Wenn Sie nach einem Beispiel fragen, wo das gemacht wird, dann gucken Sie doch einmal zur rheinland-pfälzischen Bildungs- und Kultusministerin, die übrigens auch Vorsitzende der KMK ist, die sich um Einheitlichkeit kümmert. An diesem Beispiel können Sie sehen, wie man das in der Sache besser hätte machen können.

(Beifall SPD)

- Ich nehme Ihre Kritik zur Kenntnis. Aber dass die Anwesenheit der Ministerin im Finanzausschuss dafür maßgeblich ist, ob der Lernsommer gelingt oder nicht, das ist doch wirklich, das ist - - Nein, das Wort wäre jetzt wahrscheinlich unparlamentarisch.

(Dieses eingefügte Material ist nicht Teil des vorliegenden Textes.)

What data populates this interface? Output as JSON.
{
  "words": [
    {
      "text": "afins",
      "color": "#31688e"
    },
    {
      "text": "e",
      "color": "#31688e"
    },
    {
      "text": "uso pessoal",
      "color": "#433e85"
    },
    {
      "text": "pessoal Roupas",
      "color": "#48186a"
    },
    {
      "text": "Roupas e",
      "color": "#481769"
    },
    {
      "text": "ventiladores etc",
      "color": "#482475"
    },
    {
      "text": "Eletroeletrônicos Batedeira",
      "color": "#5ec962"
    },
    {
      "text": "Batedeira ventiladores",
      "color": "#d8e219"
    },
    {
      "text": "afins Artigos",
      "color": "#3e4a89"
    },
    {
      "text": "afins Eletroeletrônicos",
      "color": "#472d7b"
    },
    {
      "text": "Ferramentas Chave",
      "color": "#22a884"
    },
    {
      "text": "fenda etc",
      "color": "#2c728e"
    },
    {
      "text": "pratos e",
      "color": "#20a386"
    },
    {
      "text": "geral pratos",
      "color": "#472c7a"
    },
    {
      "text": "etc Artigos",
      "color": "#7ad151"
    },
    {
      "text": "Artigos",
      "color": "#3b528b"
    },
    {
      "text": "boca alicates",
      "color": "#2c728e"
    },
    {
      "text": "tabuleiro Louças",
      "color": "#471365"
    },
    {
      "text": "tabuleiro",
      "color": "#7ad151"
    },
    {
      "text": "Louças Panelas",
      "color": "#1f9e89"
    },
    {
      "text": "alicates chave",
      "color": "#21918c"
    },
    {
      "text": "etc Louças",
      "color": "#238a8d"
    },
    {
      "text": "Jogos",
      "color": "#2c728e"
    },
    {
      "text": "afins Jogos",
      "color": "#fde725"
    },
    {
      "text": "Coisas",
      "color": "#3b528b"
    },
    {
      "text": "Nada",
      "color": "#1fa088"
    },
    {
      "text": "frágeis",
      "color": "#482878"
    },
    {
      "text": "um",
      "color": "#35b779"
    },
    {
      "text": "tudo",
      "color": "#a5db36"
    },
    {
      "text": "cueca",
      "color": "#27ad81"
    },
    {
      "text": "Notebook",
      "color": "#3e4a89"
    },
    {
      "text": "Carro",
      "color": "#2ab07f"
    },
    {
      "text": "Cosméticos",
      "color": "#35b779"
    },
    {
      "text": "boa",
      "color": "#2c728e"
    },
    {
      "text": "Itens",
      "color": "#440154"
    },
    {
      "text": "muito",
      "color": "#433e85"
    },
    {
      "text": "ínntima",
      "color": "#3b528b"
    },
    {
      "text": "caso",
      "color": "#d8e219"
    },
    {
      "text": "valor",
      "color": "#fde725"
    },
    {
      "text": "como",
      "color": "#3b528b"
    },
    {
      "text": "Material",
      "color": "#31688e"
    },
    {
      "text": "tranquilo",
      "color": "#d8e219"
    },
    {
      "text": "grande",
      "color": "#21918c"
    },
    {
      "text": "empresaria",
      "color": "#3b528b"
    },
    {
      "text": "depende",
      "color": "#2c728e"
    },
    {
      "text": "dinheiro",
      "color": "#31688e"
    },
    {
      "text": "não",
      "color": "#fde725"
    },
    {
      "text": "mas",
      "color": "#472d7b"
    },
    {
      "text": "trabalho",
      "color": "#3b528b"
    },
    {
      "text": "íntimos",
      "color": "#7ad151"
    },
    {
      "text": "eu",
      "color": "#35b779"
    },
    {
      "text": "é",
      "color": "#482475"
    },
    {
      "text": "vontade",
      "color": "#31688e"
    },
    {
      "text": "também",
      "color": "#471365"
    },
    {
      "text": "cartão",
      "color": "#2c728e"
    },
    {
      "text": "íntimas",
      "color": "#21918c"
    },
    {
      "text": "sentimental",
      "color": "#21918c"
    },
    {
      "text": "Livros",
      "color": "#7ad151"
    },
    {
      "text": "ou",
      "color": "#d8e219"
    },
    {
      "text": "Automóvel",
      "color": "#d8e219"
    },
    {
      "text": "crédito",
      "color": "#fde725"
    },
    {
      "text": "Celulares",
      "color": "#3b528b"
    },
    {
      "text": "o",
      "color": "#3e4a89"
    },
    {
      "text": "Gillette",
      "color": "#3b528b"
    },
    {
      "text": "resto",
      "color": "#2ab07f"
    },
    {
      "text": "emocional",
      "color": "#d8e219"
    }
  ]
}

Also ich halte es nicht für sachgerecht zu sagen, dass die Anwesenheit oder die Vertretung durch die Fachabteilung im Finanzausschuss dafür maßgeblich ist, dass der Lernsommer gelingt. Dass der Lernsommer gelingt, hat auch etwas damit zu tun, dass wir bei allen Menschen, die wir kennen, bei Lehrerinnen und Lehrern, bei Omas und Opas, bei Sportvereinen, bei Kulturschaffenden, dafür werben, dabei mitzumachen. Ich weiß, dass das schwierig ist. Ich weiß auch, dass es für die Kommunen eine riesige Herausforderung ist. Aber machen Sie doch bitte dabei mit; machen Sie es bitte trotz aller Kritik! Sie können die Arbeit schlecht

finden, ich finde sie gut. Worum es mir geht, ist: Lassen Sie uns die Kinder im Sommer mit möglichst vielen guten Angeboten versorgen. Insoweit bitte ich um Ihre Unterstützung.

(Beifall BÜNDNIS 90/DIE GRÜNEN, CDU und FDP)

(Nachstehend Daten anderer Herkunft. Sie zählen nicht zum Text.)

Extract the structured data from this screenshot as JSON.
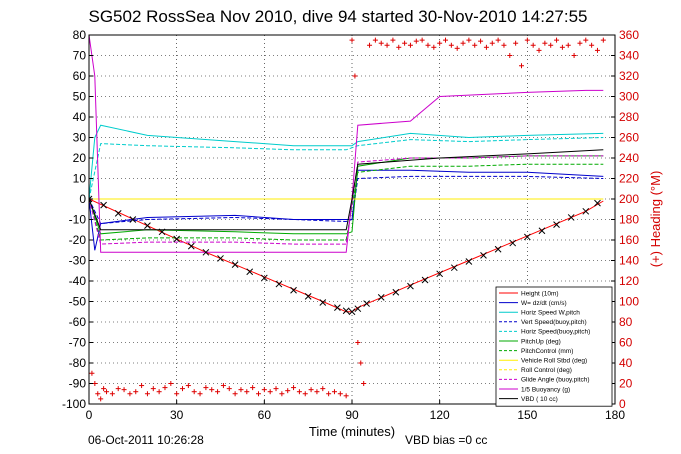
{
  "title": "SG502 RossSea Nov 2010, dive 94 started 30-Nov-2010 14:27:55",
  "footer": {
    "timestamp": "06-Oct-2011 10:26:28",
    "vbd_bias": "VBD bias =0 cc"
  },
  "colors": {
    "heading": "#dd0000",
    "axis": "#000000",
    "grid": "#000000"
  },
  "chart_data": {
    "type": "line",
    "title": "SG502 RossSea Nov 2010, dive 94 started 30-Nov-2010 14:27:55",
    "xlabel": "Time (minutes)",
    "ylabel": "",
    "y2label": "(+) Heading (°M)",
    "xlim": [
      0,
      180
    ],
    "ylim": [
      -100,
      80
    ],
    "y2lim": [
      0,
      360
    ],
    "xticks": [
      0,
      30,
      60,
      90,
      120,
      150,
      180
    ],
    "yticks": [
      -100,
      -90,
      -80,
      -70,
      -60,
      -50,
      -40,
      -30,
      -20,
      -10,
      0,
      10,
      20,
      30,
      40,
      50,
      60,
      70,
      80
    ],
    "y2ticks": [
      0,
      20,
      40,
      60,
      80,
      100,
      120,
      140,
      160,
      180,
      200,
      220,
      240,
      260,
      280,
      300,
      320,
      340,
      360
    ],
    "grid": true,
    "legend_position": "bottom-right",
    "series": [
      {
        "name": "Height (10m)",
        "color": "#ff0000",
        "style": "solid",
        "x": [
          0,
          20,
          40,
          60,
          80,
          88,
          90,
          92,
          110,
          130,
          150,
          170,
          176
        ],
        "y": [
          0,
          -13,
          -26,
          -38,
          -50,
          -55,
          -55,
          -53,
          -42,
          -30,
          -18,
          -6,
          -1
        ]
      },
      {
        "name": "W= dz/dt (cm/s)",
        "color": "#0000cc",
        "style": "solid",
        "x": [
          0,
          2,
          4,
          20,
          50,
          70,
          88,
          90,
          92,
          110,
          130,
          150,
          176
        ],
        "y": [
          0,
          -25,
          -12,
          -9,
          -8,
          -10,
          -10,
          -10,
          14,
          14,
          13,
          13,
          11
        ]
      },
      {
        "name": "Horiz Speed W,pitch",
        "color": "#00cccc",
        "style": "solid",
        "x": [
          0,
          2,
          4,
          20,
          50,
          70,
          88,
          90,
          92,
          110,
          130,
          150,
          176
        ],
        "y": [
          0,
          30,
          36,
          31,
          28,
          26,
          26,
          26,
          28,
          32,
          30,
          31,
          32
        ]
      },
      {
        "name": "Vert Speed(buoy,pitch)",
        "color": "#0000cc",
        "style": "dashed",
        "x": [
          0,
          4,
          20,
          50,
          70,
          88,
          90,
          92,
          110,
          130,
          150,
          176
        ],
        "y": [
          0,
          -12,
          -10,
          -9,
          -10,
          -11,
          -10,
          10,
          11,
          11,
          11,
          10
        ]
      },
      {
        "name": "Horiz Speed(buoy,pitch)",
        "color": "#00cccc",
        "style": "dashed",
        "x": [
          0,
          4,
          20,
          50,
          70,
          88,
          92,
          110,
          130,
          150,
          176
        ],
        "y": [
          0,
          27,
          26,
          25,
          24,
          24,
          26,
          29,
          28,
          29,
          30
        ]
      },
      {
        "name": "PitchUp (deg)",
        "color": "#00aa00",
        "style": "solid",
        "x": [
          0,
          4,
          20,
          50,
          70,
          88,
          90,
          92,
          110,
          130,
          150,
          176
        ],
        "y": [
          0,
          -17,
          -15,
          -16,
          -17,
          -17,
          -16,
          16,
          20,
          20,
          21,
          21
        ]
      },
      {
        "name": "PitchControl (mm)",
        "color": "#00aa00",
        "style": "dashed",
        "x": [
          0,
          4,
          20,
          50,
          70,
          88,
          92,
          110,
          130,
          150,
          176
        ],
        "y": [
          0,
          -20,
          -19,
          -19,
          -20,
          -20,
          13,
          16,
          16,
          17,
          17
        ]
      },
      {
        "name": "Vehicle Roll Stbd (deg)",
        "color": "#ffee00",
        "style": "solid",
        "x": [
          0,
          4,
          20,
          50,
          70,
          88,
          92,
          110,
          130,
          150,
          176
        ],
        "y": [
          0,
          0,
          0,
          0,
          0,
          0,
          0,
          0,
          0,
          0,
          0
        ]
      },
      {
        "name": "Roll Control (deg)",
        "color": "#ffee00",
        "style": "dashed",
        "x": [
          0,
          176
        ],
        "y": [
          0,
          0
        ]
      },
      {
        "name": "Glide Angle (buoy,pitch)",
        "color": "#cc00cc",
        "style": "dashed",
        "x": [
          0,
          4,
          20,
          50,
          70,
          88,
          92,
          110,
          130,
          150,
          176
        ],
        "y": [
          0,
          -22,
          -21,
          -21,
          -22,
          -22,
          18,
          20,
          20,
          21,
          21
        ]
      },
      {
        "name": "1/5 Buoyancy (g)",
        "color": "#cc00cc",
        "style": "solid",
        "x": [
          0,
          2,
          4,
          88,
          90,
          92,
          110,
          120,
          150,
          170,
          176
        ],
        "y": [
          80,
          60,
          -26,
          -26,
          0,
          36,
          38,
          50,
          52,
          53,
          53
        ]
      },
      {
        "name": "VBD ( 10 cc)",
        "color": "#000000",
        "style": "solid",
        "x": [
          0,
          4,
          88,
          90,
          92,
          120,
          150,
          176
        ],
        "y": [
          0,
          -15,
          -15,
          0,
          17,
          20,
          22,
          24
        ]
      }
    ],
    "heading": {
      "name": "(+) Heading (°M)",
      "axis": "right",
      "color": "#dd0000",
      "marker": "+",
      "x": [
        0,
        1,
        2,
        3,
        4,
        5,
        6,
        8,
        10,
        12,
        14,
        16,
        18,
        20,
        22,
        24,
        26,
        28,
        30,
        32,
        34,
        36,
        38,
        40,
        42,
        44,
        46,
        48,
        50,
        52,
        54,
        56,
        58,
        60,
        62,
        64,
        66,
        68,
        70,
        72,
        74,
        76,
        78,
        80,
        82,
        84,
        86,
        88,
        90,
        91,
        92,
        93,
        94,
        96,
        98,
        100,
        102,
        104,
        106,
        108,
        110,
        112,
        114,
        116,
        118,
        120,
        122,
        124,
        126,
        128,
        130,
        132,
        134,
        136,
        138,
        140,
        142,
        144,
        146,
        148,
        150,
        152,
        154,
        156,
        158,
        160,
        162,
        164,
        166,
        168,
        170,
        172,
        174,
        176
      ],
      "y": [
        60,
        30,
        20,
        10,
        5,
        15,
        12,
        10,
        15,
        14,
        10,
        12,
        18,
        10,
        15,
        12,
        16,
        20,
        10,
        15,
        18,
        12,
        10,
        16,
        14,
        12,
        18,
        15,
        10,
        14,
        12,
        16,
        10,
        14,
        12,
        15,
        10,
        13,
        16,
        12,
        10,
        14,
        12,
        15,
        10,
        12,
        10,
        8,
        355,
        320,
        60,
        40,
        20,
        350,
        355,
        352,
        350,
        355,
        348,
        352,
        350,
        354,
        355,
        350,
        348,
        352,
        355,
        350,
        347,
        352,
        355,
        350,
        354,
        348,
        352,
        355,
        350,
        340,
        352,
        330,
        355,
        350,
        345,
        352,
        350,
        355,
        348,
        350,
        340,
        352,
        355,
        350,
        345,
        355
      ]
    },
    "height_markers": {
      "marker": "x",
      "color": "#000000",
      "x": [
        0,
        5,
        10,
        15,
        20,
        25,
        30,
        35,
        40,
        45,
        50,
        55,
        60,
        65,
        70,
        75,
        80,
        85,
        88,
        90,
        92,
        95,
        100,
        105,
        110,
        115,
        120,
        125,
        130,
        135,
        140,
        145,
        150,
        155,
        160,
        165,
        170,
        174
      ],
      "y": [
        0,
        -3,
        -7,
        -10,
        -13,
        -16,
        -19.5,
        -23,
        -26,
        -29,
        -32,
        -35.5,
        -38.5,
        -41.5,
        -44.5,
        -47.5,
        -50.5,
        -53,
        -54.5,
        -55,
        -53.5,
        -51,
        -48,
        -45.5,
        -42.5,
        -39.5,
        -36.5,
        -33.5,
        -30.5,
        -27.5,
        -24.5,
        -21.5,
        -18.5,
        -15.5,
        -12.5,
        -9,
        -6,
        -2
      ]
    }
  }
}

Frau Abgeordnete, gestatten Sie eine weitere Zwischenfrage des Herrn Abgeordneten Martin Habersaat?

Frau Kollegin von Kalben, ich teile ausdrücklich das Ziel, den Kindern, die in den Lockdown-Monaten die größten Schwierigkeiten hatten, zu helfen, Rückstände aufzuholen. Daran, ob das gelingt, muss man den Lernsommer messen. Daran darf man ihn auch messen.

Nun haben wir in Schleswig-Holstein die Situation, dass 15 bis 20 % der Schulen mitmachen. Das heißt, 80 % der Schulen machen nicht mit. Deshalb gehe ich davon aus, dass 80 % der Kinder, die es besonders nötig hätten, entstandene Rückstände aufzuholen, keine Chance haben werden, ihre Rückstände im Sommer aufzuholen.

Die Schulen, die teilnehmen, nehmen mitnichten mit allen Klassen teil, sondern zum Teil nur mit einer Jahrgangsstufe, zum Teil mit zwei Jahrgangsstufen. Das heißt, die 80 % werden locker zu 90 % der Schülerinnen und Schüler und mehr, die in diesem Sommer gar keine Chance haben, von diesem Lernsommer zu profitieren.

Nun gibt es Kinder, die haben besondere Bedarfe in Deutsch, Mathematik oder Englisch. Aber es ist doch gar nicht gesagt, dass die Fächer Deutsch, Mathematik und Englisch für genau diese Kinder angeboten werden. Das heißt, am Ende haben wir eine einstellige Prozentzahl von Kindern, die es bräuchten, die das Angebot bekommen, freiwillig mitzumachen. Es ist grundsätzlich gut, dass Sie diesen Kindern das Angebot machen. Aber es löst nicht das Problem, das wir in Schleswig-Holstein haben. Und das darf man doch wohl auch einmal sagen.

(Beifall SPD)

- Das dürfen Sie. Selbstverständlich löst das überhaupt nicht das Problem. Ich glaube aber auch, niemand hat den Anspruch erhoben, dass mit dem Lernsommer das Problem der Bildungsungerechtigkeit gelöst werde. Ich jedenfalls wäre die Letzte, die so etwas behaupten würde. Das fängt bereits in der frühkindlichen Bildung an und geht weiter über das gemeinsame Lernen. Insoweit bin ich in vielen Punkten sicherlich Ihrer Meinung.

Nun aber zu sagen, weil so wenig mitmachten, könne man es doch auch lassen, geht an der Sache vorbei. Ich weiß von Orten, in denen so etwas angeboten wird, und ich weiß auch, dass Kinder dadurch eine zusätzliche Chance bekommen.